Yesterday he worked with Ben Harriss (Hamilton), Christian Punch (Maitland), Pratik Ahuja (Merewether) and Nick Andrews (Singleton) and the Newcastle representative coaches.
‘‘There was a lot of talent there,’’ Parks said. ‘‘All the basic things they know, it was just reinforcing them ... keeping your head down, keeping your foot in a good position and being smooth.’’
Born in Hornsby, Parks played for West Harbour, Southern Districts and Eastern Suburbs before signing with Glasgow and moving to Scotland in 2003.

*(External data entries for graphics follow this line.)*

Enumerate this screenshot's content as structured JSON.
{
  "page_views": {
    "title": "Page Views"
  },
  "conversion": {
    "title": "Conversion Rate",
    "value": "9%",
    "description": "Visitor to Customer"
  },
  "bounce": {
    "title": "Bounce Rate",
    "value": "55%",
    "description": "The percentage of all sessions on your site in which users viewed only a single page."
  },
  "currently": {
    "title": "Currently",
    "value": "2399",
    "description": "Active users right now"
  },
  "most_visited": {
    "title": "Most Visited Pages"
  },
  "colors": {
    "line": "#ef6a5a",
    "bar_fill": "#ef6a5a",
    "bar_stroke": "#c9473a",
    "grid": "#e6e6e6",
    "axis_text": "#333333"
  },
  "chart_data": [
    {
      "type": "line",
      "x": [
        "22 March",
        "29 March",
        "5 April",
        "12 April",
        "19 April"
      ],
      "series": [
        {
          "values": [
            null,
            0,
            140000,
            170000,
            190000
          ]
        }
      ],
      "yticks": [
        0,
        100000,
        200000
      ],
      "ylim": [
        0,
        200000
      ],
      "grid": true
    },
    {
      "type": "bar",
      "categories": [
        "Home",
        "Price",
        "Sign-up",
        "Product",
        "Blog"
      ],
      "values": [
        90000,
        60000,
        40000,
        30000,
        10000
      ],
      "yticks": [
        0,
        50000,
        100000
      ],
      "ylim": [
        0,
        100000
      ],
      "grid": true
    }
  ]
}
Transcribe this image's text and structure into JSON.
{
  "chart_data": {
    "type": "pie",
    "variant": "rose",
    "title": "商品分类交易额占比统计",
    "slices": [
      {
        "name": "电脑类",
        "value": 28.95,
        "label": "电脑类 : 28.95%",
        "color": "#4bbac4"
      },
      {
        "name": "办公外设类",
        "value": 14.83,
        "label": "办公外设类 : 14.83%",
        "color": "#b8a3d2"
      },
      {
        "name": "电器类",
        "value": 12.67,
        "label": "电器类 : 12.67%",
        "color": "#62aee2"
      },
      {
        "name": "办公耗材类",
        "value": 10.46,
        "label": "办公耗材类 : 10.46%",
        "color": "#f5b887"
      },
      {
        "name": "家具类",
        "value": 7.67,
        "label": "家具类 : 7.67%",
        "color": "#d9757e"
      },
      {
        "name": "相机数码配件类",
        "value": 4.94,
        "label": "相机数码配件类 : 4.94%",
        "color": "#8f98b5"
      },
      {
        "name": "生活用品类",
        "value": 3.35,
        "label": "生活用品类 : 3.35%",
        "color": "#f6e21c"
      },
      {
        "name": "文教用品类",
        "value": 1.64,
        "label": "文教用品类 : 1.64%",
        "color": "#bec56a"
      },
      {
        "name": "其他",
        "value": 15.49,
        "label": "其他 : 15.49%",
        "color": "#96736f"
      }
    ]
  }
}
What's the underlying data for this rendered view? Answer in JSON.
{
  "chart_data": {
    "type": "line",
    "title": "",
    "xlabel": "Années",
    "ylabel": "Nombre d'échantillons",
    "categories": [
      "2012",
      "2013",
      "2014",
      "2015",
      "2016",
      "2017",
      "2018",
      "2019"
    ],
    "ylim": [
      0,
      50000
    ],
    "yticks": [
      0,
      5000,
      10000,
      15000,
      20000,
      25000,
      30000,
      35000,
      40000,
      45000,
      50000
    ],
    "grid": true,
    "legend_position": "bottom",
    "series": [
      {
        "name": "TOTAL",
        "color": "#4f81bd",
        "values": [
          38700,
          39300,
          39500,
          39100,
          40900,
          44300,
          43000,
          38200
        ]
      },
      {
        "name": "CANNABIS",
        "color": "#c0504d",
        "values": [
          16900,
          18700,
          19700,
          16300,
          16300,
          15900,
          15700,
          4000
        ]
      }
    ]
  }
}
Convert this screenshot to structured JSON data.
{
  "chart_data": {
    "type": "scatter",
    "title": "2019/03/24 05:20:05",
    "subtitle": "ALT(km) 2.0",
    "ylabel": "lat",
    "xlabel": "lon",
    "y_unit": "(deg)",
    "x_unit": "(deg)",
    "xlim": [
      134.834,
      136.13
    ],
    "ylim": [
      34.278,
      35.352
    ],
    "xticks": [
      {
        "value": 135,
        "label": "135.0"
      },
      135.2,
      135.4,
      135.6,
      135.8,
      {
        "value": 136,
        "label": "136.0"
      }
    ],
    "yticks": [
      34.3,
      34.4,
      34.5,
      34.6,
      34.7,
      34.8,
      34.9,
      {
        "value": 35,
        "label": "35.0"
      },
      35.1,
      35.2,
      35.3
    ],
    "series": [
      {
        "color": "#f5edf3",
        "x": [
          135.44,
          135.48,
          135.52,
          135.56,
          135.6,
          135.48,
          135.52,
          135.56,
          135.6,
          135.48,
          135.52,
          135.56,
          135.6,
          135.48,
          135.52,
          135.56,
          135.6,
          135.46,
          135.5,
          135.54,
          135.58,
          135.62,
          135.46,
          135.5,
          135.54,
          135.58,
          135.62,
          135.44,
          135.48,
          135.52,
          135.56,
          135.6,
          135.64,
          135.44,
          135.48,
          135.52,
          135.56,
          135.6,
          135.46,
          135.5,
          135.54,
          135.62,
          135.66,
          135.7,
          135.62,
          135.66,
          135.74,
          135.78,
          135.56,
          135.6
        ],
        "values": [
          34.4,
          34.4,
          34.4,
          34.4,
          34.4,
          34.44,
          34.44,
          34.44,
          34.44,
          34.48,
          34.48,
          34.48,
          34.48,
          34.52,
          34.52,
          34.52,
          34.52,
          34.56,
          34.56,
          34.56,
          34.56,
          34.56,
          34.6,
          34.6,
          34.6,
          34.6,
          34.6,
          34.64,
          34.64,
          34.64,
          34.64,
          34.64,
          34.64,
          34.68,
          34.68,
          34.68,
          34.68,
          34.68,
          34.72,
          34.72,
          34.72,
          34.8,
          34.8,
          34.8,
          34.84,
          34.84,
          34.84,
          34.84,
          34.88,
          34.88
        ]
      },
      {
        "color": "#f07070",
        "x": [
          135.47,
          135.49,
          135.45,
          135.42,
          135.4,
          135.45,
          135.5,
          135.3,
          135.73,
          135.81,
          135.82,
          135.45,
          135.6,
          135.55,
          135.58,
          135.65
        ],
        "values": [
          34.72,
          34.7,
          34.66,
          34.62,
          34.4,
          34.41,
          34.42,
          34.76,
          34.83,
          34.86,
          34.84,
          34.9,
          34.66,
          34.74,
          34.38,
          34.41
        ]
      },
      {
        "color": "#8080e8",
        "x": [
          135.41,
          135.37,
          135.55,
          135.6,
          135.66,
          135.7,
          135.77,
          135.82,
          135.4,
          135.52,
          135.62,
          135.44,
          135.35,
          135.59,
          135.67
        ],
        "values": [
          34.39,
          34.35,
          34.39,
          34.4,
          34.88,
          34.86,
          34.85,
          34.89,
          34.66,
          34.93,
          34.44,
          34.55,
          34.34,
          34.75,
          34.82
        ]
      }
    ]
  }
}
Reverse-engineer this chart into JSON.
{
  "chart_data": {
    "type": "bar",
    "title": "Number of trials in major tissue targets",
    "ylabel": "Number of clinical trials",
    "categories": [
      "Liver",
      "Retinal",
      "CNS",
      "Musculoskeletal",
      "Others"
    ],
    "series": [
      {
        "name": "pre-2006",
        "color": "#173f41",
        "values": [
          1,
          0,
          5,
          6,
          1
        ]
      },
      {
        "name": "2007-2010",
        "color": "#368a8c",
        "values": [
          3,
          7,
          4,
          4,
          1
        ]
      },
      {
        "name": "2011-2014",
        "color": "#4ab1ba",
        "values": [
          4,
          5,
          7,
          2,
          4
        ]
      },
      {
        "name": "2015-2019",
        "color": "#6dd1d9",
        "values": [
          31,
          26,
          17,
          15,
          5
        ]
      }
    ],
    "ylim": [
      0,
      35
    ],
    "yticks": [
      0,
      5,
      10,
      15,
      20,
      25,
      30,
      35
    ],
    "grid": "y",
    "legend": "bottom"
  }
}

He had seven years in Glasgow, scoring a record 1105 points, and was eligible to play for Scotland through his maternal grandfather.
‘‘I knew I had my Scottish heritage, but I never expected to go on and play for Scotland,’’ he said.
‘‘I got there in September and by middle of December I was in the training squad for Six Nations.’’
The Wallabies team will be named tomorrow. Tickets are available through Proticket.